Thats because I didnt take pictures of the insulation... a habit with picture taking that I`m trying to break. The dome was parged with 1/2" refractory cement. Then I wrapped it(and the flue) with fireproof insulation because I couldnt get k-wool at the time. The studs where built 6" away from the outside of the dome...4" is a minimum here too. After the dome was wrapped with insulation, the entire thing including the flue was covered with loose vermiculite insulation, filling the inner structure. This makes it completely fireproof on the inside of the structure. 

Build your dome then cover it with an insulation layer like k-wool. the insulation layer is important..do not skip this. Thick masonry walls take longer to heat up so dont use a straight masonry parge layer for insulation. Do some research on thermal mass to help you understand. After your insulation cover it with lath or galv chicken wire then do your stucco coat or even a stone veneer..the dome will hold it.

Check out this website http://www.fornobravo.com/

It has a wealth of knowledge..happy learning you are on the path to pizza bliss!


----------



## Tscarborough

I have seen a lot of oven construction sequences, this is probably the best of them all. 

The Tuscan as opposed to the low-dome is debatable for how most people actually use their oven, but whatever you do do not build the Alan Scott oven, it is total crap unless you are a production bread baker.

As for cost of pizza, my average cost per 14" NYC pizza is less than 3 bucks, and 12" Neo pies run around 5 bucks.


----------



## stonecutter

Tscarborough said:


> I have seen a lot of oven construction sequences, this is probably the best of them all.
> 
> The Tuscan as opposed to the low-dome is debatable for how most people actually use their oven, but whatever you do do not build the Alan Scott oven, it is total crap unless you are a production bread baker.
> 
> As for cost of pizza, my average cost per 14" NYC pizza is less than 3 bucks, and 12" Neo pies run around 5 bucks.


The first oven I built was a neopolitan dome. I think it is the best at fast heat up and regulating of the temp in a faster time. 

I think the only thing the tuscan has over it is that you can cook taller items like say a whole chicken or use a rack for bread baking without overcooking. Other than that they both work very well for pizza pies.

I agree that the alan scott oven is overkill for anything other than serious breadmaking. The thermal mass on the oven requires major heat up time and fuel.


----------



## stonecutter

I thought I would add these to the thread. I didnt put them in earlier because I resized all the other pics before being told I didnt need too..it was a pain.

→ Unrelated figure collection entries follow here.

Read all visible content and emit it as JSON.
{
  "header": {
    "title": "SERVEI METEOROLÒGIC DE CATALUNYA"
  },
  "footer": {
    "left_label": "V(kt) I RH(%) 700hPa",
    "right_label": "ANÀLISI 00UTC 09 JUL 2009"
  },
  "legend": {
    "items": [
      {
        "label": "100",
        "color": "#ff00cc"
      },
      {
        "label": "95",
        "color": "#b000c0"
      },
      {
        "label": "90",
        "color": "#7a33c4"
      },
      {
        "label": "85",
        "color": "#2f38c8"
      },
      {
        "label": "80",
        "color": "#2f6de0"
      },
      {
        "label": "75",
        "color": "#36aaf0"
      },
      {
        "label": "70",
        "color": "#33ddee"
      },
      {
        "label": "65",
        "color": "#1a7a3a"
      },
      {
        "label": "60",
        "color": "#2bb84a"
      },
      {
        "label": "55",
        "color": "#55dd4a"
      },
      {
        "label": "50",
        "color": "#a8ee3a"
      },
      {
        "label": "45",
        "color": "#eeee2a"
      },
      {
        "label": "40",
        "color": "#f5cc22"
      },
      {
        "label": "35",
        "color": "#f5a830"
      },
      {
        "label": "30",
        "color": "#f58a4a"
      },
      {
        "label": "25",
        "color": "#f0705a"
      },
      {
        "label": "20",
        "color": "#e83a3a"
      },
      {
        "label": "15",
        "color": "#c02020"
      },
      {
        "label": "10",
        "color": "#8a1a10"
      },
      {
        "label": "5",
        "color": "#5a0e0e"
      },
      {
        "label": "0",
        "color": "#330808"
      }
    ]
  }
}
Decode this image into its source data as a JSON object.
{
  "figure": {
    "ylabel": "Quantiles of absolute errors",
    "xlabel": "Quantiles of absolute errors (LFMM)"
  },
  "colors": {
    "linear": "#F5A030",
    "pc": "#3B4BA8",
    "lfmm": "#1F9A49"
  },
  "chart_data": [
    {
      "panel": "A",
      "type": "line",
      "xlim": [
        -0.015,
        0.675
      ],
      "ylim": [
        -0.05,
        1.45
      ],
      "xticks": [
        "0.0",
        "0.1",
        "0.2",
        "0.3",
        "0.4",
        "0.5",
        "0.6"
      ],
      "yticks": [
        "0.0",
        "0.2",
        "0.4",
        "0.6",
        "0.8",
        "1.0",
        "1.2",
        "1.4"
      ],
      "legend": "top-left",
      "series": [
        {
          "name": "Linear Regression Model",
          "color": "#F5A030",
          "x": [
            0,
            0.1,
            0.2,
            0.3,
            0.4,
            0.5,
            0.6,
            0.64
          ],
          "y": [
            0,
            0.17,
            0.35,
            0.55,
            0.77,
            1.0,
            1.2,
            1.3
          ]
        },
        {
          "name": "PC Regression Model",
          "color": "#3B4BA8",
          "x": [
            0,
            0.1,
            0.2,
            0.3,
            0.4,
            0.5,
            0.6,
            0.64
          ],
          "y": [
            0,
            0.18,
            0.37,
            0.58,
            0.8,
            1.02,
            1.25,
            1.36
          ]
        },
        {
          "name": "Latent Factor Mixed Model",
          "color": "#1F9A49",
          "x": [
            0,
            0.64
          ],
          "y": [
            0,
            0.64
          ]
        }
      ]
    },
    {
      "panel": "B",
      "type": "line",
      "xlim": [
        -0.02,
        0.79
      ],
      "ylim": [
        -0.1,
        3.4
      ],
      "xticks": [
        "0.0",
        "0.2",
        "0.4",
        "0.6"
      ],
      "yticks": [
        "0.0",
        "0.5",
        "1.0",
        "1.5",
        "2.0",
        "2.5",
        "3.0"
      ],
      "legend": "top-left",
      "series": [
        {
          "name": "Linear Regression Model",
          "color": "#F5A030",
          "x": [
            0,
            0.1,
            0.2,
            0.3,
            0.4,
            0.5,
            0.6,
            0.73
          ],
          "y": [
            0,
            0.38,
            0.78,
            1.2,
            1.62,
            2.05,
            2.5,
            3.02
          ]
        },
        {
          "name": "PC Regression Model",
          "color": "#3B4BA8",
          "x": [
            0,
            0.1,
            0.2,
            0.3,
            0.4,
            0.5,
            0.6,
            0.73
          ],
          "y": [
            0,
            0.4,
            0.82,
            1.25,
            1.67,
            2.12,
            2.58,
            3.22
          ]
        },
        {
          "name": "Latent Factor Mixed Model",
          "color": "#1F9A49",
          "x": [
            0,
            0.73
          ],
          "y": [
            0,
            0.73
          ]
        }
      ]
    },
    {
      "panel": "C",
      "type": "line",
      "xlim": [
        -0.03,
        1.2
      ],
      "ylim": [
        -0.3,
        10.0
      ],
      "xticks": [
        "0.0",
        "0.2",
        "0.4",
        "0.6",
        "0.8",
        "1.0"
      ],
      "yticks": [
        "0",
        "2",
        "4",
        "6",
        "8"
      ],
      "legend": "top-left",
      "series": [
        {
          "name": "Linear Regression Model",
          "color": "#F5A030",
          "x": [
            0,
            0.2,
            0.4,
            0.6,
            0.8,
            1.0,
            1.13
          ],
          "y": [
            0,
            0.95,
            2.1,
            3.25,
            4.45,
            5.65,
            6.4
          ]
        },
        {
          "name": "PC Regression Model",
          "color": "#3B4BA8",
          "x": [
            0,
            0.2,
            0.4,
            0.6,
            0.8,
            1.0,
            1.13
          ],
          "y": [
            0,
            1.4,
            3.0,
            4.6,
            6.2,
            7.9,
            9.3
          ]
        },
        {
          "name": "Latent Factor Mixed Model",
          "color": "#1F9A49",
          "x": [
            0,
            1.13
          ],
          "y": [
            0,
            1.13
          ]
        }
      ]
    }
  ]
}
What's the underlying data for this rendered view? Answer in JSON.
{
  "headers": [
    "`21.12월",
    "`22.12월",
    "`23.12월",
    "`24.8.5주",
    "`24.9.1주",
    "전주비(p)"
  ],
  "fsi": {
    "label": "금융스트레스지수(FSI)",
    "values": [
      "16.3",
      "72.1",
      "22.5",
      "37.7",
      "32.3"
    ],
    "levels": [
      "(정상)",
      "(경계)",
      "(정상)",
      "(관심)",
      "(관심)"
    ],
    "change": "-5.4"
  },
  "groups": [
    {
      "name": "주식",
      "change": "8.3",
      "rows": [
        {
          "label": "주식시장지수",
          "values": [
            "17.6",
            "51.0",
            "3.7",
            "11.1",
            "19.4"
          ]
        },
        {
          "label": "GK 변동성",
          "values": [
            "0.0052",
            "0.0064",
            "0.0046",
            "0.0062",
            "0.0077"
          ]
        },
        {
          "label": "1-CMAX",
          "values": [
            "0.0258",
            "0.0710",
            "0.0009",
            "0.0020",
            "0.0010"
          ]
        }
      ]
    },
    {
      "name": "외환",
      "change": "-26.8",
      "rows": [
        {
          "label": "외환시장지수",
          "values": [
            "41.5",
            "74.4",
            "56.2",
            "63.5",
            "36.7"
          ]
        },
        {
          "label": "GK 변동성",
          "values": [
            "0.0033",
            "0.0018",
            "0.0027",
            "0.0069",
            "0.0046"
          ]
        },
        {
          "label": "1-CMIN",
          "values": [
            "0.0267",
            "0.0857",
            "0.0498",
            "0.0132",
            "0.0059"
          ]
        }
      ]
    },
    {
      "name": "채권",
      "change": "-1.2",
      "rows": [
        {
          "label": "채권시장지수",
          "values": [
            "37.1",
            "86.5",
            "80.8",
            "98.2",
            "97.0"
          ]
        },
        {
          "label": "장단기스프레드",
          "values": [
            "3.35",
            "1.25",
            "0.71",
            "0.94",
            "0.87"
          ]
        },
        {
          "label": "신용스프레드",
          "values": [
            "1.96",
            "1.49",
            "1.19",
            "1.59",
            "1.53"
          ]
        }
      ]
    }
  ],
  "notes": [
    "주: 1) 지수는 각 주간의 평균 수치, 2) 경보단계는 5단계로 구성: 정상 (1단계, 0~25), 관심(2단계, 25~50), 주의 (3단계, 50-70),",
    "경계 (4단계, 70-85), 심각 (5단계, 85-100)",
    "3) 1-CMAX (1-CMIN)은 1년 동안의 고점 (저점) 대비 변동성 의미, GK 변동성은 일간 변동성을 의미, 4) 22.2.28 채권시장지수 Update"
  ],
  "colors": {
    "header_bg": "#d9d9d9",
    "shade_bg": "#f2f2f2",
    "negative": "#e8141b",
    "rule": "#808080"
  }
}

Just thought some might want to see the stand and slab work.


----------



## stonecutter

Here you go JD3lta. The floor was supported by 2x4 legs that I knocked out when the slab was cured. The osb came down with it. The space below was for wood storage.


----------



## stonecutter

Rear view. You cant see it but there is a panel that can be removed to access the dome in case there is ever a problem. The panel is on the back wall, from the peak down 5 courses of shakes.


----------